First of all, let's all be honest with ourselves. HOI3 abstracts a ton of things that were very important in the period. The fact that there is 1 resources called "rares" instead of 20 or more rare non-interchangeable resources required to run IC. Nickel? Who needs nickel? I just need rares, so the Petsamo nickel mines in Finland are irrelevant beyond their production of something called "rares." Germany's ability to stockpile "rares" in mass quantities from just a few sources belies a much more complicated resource situation. (Tungsten only grants a bonus when present, not a penalty when you don't have it?)
Manpower is the same way. It's clear that manpower is not linked to population in any direct way. Brigades with the exact same number of troops have widely different manpower costs, so you can't say manpower has anything to do with demographics. Furthermore, IC does not use manpower. I've said it a thousand times: argue about IC-whoring all you want. It doesn't change the fact that the USA or Germany can both double their effective GDP in the time frame of a single game by building IC and spamming IC techs. And yet, not a single unit of manpower is used up. It's like the Terminator went back in time to Nazi Germany and said, "Hire me in a factory if you want to live." No one ever has to choose whether to put workers in factories or make people in to soldiers. Even Vic2 has a mobilization mechanic.

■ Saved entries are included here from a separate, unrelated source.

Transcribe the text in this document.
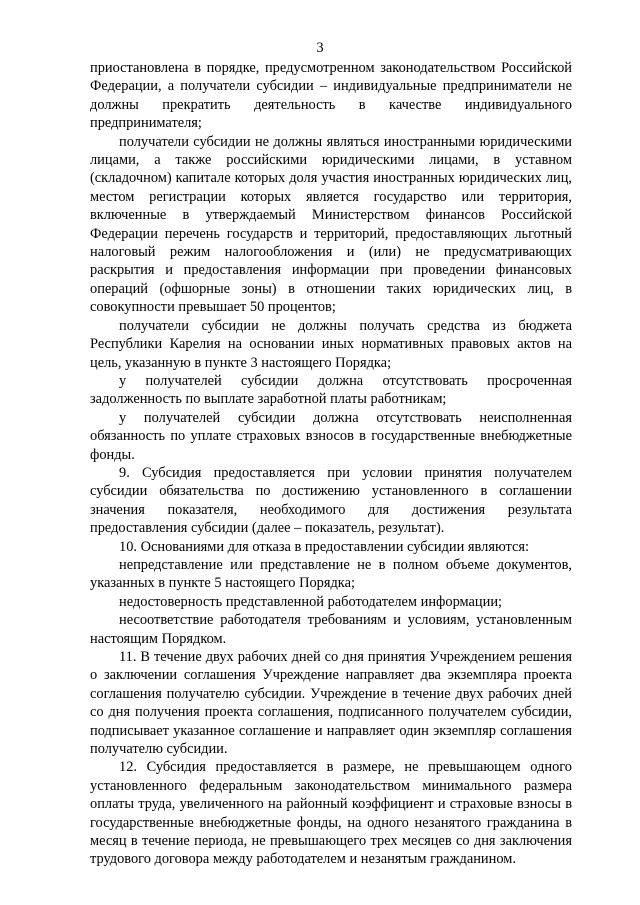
3

приостановлена в порядке, предусмотренном законодательством Российской Федерации, а получатели субсидии – индивидуальные предприниматели не должны прекратить деятельность в качестве индивидуального предпринимателя;

получатели субсидии не должны являться иностранными юридическими лицами, а также российскими юридическими лицами, в уставном (складочном) капитале которых доля участия иностранных юридических лиц, местом регистрации которых является государство или территория, включенные в утверждаемый Министерством финансов Российской Федерации перечень государств и территорий, предоставляющих льготный налоговый режим налогообложения и (или) не предусматривающих раскрытия и предоставления информации при проведении финансовых операций (офшорные зоны) в отношении таких юридических лиц, в совокупности превышает 50 процентов;

получатели субсидии не должны получать средства из бюджета Республики Карелия на основании иных нормативных правовых актов на цель, указанную в пункте 3 настоящего Порядка;

у получателей субсидии должна отсутствовать просроченная задолженность по выплате заработной платы работникам;

у получателей субсидии должна отсутствовать неисполненная обязанность по уплате страховых взносов в государственные внебюджетные фонды.

9. Субсидия предоставляется при условии принятия получателем субсидии обязательства по достижению установленного в соглашении значения показателя, необходимого для достижения результата предоставления субсидии (далее – показатель, результат).

10. Основаниями для отказа в предоставлении субсидии являются:

непредставление или представление не в полном объеме документов, указанных в пункте 5 настоящего Порядка;

недостоверность представленной работодателем информации;

несоответствие работодателя требованиям и условиям, установленным настоящим Порядком.

11. В течение двух рабочих дней со дня принятия Учреждением решения о заключении соглашения Учреждение направляет два экземпляра проекта соглашения получателю субсидии. Учреждение в течение двух рабочих дней со дня получения проекта соглашения, подписанного получателем субсидии, подписывает указанное соглашение и направляет один экземпляр соглашения получателю субсидии.

12. Субсидия предоставляется в размере, не превышающем одного установленного федеральным законодательством минимального размера оплаты труда, увеличенного на районный коэффициент и страховые взносы в государственные внебюджетные фонды, на одного незанятого гражданина в месяц в течение периода, не превышающего трех месяцев со дня заключения трудового договора между работодателем и незанятым гражданином.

Furthermore, manpower is constantly generated. While there is a peace-time manpower rotation mechanic (which, at Volunteer Army, is pretty harsh), to be perfectly honest, manpower is kind of like resource stockpile. It accrues more of the resource (in this case, manpower) over time based on the provinces it is harvested from. You spend it when you build divisions, but note the difference. Real demographics might give you a range of persons you can conscript at a certain time. In HOI3, I can game conscription laws to "harvest" more manpower before the war. The number of people ages 18-39 is irrelevant. What matters is the base manpower of your provinces and the rate at which you harvest it. It may not seem like a lot, but consider how much more manpower the USA can "harvest" if it cheats or exploits the rules to allow for 3 year draft in 1936. (Note: USA issues with laws are one reason they get a manpower buff upon joining the war.)
While I can't speak for the Devs, my game-reviewer sense tells me that the game was designed originally around the concept of using manpower as the limiting factor, not IC. The reason is because limiting IC makes nations less fun to play by putting 99% of units out of reach. Instead, most minors can field small numbers of really nice infantry, special forces, some planes, tanks, and whatever else. In the old versions of the game, there was no LL, so all countries were "balanced" in such a way that they had enough IC to do interesting stuff, while having manpower limits so that Germany or another major under AI control could beat them easily. (Poland is the big one here, with so little manpower that it can barely mobilize existing units.)
If HOI3 gets another expansion, I will lobby for a rethinking of manpower because we have LL now. You could cut all IC in minors by 30%, but boost their manpower up. That way, they can say, "Hey, USA, we want to join the Allies. We have 400 manpower we can't spend because we have 5 IC a day. If you could donate 15 IC a day to us, we could really contribute to the war."